His kiss was tender, aching, even loving. It was as unexpected as ice within a fire, heating, cooling, sizzling all at once. She’d never felt anything like this—she’d never known sensations like this could exist.
Raff.
He’d released her hands and they were free to do as she willed. Her will was that her hands were behind his back, drawing him closer, for how could she not want him close?

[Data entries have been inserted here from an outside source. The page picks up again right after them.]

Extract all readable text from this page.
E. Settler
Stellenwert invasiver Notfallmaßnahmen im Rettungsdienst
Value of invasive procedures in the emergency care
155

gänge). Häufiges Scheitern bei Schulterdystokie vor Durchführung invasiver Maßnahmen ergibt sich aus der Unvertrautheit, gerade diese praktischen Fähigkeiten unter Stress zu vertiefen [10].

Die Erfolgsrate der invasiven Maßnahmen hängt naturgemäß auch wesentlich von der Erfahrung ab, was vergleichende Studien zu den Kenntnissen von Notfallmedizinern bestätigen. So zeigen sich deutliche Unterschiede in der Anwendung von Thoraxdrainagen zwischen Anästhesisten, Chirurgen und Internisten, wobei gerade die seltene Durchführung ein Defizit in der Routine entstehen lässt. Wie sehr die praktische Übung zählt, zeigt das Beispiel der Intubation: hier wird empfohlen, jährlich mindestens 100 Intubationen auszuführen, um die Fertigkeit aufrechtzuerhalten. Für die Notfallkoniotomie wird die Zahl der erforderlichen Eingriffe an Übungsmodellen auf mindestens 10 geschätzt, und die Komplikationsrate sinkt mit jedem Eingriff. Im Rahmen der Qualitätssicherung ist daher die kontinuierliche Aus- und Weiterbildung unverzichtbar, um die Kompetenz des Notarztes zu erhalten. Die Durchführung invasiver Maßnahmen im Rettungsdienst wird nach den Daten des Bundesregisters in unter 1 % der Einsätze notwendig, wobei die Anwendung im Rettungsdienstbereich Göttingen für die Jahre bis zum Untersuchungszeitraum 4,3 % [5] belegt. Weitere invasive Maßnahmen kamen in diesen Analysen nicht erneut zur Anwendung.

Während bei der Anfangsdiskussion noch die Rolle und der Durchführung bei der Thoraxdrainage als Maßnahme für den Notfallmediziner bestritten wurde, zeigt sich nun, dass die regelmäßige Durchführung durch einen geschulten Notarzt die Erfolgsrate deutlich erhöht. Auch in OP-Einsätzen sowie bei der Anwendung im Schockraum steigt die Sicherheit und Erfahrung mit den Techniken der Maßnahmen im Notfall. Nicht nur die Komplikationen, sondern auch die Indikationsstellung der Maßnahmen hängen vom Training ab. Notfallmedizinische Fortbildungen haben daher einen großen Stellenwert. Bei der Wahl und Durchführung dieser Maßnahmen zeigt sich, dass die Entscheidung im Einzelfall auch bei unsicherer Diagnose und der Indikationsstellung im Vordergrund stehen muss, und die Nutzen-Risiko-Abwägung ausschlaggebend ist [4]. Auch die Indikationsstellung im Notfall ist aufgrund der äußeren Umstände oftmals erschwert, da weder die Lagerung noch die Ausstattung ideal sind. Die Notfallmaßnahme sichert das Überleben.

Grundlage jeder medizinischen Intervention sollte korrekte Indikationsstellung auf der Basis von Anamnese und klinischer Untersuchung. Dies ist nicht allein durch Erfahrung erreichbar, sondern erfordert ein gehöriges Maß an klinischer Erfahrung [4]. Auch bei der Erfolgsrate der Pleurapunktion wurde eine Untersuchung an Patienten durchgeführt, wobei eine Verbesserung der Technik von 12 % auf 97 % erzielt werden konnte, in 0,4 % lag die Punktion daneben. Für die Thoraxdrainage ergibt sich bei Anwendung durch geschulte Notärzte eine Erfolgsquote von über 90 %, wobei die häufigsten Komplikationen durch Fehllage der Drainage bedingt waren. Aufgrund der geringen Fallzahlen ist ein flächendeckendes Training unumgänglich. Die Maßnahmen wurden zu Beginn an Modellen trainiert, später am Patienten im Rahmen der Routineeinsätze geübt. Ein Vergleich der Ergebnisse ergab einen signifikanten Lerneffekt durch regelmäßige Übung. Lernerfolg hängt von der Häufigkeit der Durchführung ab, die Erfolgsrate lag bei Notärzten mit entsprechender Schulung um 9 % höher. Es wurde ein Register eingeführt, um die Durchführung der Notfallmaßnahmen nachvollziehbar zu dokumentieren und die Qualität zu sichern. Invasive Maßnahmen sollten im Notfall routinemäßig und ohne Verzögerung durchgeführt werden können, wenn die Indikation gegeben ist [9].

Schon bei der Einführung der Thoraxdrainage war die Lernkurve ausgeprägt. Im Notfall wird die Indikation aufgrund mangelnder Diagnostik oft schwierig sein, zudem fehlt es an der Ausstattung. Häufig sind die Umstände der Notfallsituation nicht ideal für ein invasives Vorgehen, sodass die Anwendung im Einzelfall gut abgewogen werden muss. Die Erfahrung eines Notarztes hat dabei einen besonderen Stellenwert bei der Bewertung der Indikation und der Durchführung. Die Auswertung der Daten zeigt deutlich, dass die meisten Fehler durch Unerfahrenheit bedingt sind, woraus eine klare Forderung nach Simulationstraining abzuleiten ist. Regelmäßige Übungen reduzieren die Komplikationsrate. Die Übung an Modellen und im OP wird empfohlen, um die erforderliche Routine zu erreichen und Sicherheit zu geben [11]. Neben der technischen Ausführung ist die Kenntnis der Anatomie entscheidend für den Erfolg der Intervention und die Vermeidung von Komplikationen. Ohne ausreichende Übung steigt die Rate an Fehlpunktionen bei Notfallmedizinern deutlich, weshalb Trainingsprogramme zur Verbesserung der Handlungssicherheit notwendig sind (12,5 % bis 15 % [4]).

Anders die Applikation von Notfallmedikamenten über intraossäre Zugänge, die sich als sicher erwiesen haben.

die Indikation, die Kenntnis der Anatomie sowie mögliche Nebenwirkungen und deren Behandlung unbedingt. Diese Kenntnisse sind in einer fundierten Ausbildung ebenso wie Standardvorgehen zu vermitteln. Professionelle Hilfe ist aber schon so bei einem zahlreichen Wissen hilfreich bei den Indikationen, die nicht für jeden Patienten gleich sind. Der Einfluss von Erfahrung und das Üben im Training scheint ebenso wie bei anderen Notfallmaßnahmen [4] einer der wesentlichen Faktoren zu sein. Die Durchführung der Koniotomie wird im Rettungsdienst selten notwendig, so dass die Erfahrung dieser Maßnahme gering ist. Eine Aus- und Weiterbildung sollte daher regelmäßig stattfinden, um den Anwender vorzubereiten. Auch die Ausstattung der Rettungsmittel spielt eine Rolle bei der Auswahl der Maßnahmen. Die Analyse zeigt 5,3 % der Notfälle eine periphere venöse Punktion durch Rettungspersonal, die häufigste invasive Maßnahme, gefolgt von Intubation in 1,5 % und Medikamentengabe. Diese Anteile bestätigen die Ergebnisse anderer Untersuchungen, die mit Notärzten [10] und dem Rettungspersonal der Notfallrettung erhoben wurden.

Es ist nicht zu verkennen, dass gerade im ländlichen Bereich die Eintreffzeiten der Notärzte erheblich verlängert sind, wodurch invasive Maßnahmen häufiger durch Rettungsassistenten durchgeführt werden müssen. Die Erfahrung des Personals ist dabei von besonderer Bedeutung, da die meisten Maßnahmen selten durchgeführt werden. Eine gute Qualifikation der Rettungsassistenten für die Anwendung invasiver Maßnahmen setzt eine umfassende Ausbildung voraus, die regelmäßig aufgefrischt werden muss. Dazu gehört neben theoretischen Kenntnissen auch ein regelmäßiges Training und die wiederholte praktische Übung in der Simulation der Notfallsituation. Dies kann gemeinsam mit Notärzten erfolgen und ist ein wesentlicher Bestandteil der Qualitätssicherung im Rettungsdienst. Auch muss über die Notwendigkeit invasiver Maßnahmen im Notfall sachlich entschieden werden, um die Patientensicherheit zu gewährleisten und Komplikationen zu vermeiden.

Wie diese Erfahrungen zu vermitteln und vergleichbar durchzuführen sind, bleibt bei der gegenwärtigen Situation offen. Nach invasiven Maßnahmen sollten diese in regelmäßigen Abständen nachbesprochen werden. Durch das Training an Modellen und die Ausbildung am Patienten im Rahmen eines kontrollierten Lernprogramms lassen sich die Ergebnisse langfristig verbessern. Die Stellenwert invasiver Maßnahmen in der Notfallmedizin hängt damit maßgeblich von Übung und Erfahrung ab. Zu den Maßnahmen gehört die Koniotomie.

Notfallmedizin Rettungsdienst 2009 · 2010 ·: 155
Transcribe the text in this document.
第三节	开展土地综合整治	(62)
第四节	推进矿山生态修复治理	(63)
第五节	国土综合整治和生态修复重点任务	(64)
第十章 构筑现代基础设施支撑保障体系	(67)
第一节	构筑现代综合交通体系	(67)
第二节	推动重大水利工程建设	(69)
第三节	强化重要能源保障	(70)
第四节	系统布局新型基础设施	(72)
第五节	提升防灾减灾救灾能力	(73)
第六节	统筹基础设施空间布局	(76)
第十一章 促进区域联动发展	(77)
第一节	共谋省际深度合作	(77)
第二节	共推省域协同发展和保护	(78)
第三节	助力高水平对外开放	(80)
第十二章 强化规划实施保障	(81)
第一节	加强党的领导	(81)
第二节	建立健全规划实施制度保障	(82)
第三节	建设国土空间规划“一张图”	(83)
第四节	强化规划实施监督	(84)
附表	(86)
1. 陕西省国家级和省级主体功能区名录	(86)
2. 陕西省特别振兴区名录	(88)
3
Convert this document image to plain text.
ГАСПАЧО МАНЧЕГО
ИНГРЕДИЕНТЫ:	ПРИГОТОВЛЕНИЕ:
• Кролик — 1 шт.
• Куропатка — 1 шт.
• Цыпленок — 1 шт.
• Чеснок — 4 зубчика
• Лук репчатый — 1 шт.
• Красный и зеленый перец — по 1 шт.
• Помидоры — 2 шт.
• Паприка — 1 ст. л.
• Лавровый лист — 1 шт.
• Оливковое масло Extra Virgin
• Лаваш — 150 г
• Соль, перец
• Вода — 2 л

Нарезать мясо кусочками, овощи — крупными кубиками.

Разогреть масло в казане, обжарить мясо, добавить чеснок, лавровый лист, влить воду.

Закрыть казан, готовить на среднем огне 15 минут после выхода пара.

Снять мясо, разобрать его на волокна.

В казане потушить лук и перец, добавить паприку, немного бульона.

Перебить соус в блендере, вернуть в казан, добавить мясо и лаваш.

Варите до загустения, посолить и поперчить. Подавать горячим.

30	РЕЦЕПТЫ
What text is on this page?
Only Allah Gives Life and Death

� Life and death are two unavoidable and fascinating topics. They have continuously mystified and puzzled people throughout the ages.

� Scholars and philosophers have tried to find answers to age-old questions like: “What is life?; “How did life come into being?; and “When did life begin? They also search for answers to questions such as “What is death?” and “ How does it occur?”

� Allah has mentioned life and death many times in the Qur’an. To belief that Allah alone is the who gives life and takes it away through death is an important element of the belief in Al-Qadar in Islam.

Sense had flown. Thoughts had flown. There was only this man. There was only this need.
There was only now.
Raff.
Did she say his name?
Maybe she did, or maybe it was just a sigh, deep in her throat, a sound of pure sensual pleasure. Of taking something she’d never dreamed she could have. Of sinking into the forbidden, of the longed for, of a memory she’d have to put away quite soon but not yet, please, not yet.
Oh, but his mouth … Clever and warm and beguiling, it was coaxing her to places she had no business going, but she wanted, oh, she wanted to be there. She was helpless, melting into him, degree by achingly wonderful degree.
He was irresistible.
She was … appalled.
Somehow, she had to break this. Her head was screaming at her, neon danger signs flashing through her sensual need. No!
‘No!’ It came out a muffled whisper. If he didn’t hear … if he ignored it, how could she say it again?
Did she want him to hear it?
But he did, he had, and the wrench as he put her away from him was indescribable. He let her go. He stepped back from her and his eyes in the moonlight were almost as dazed as hers.
But then his face hardened, tightened, and she knew he was moving on.
As she must.
Her mother’s voice…. Keep away from the Finn boy. He’s trouble.
He surely was. She was kissing him nine days before her wedding. She was risking all—for the Finn boy?
‘I …’
‘Just go, Abby,’ he said and she didn’t recognise his voice. It was harsh and raw and she could even imagine there was pain. ‘Get out of here. You know you don’t want this.’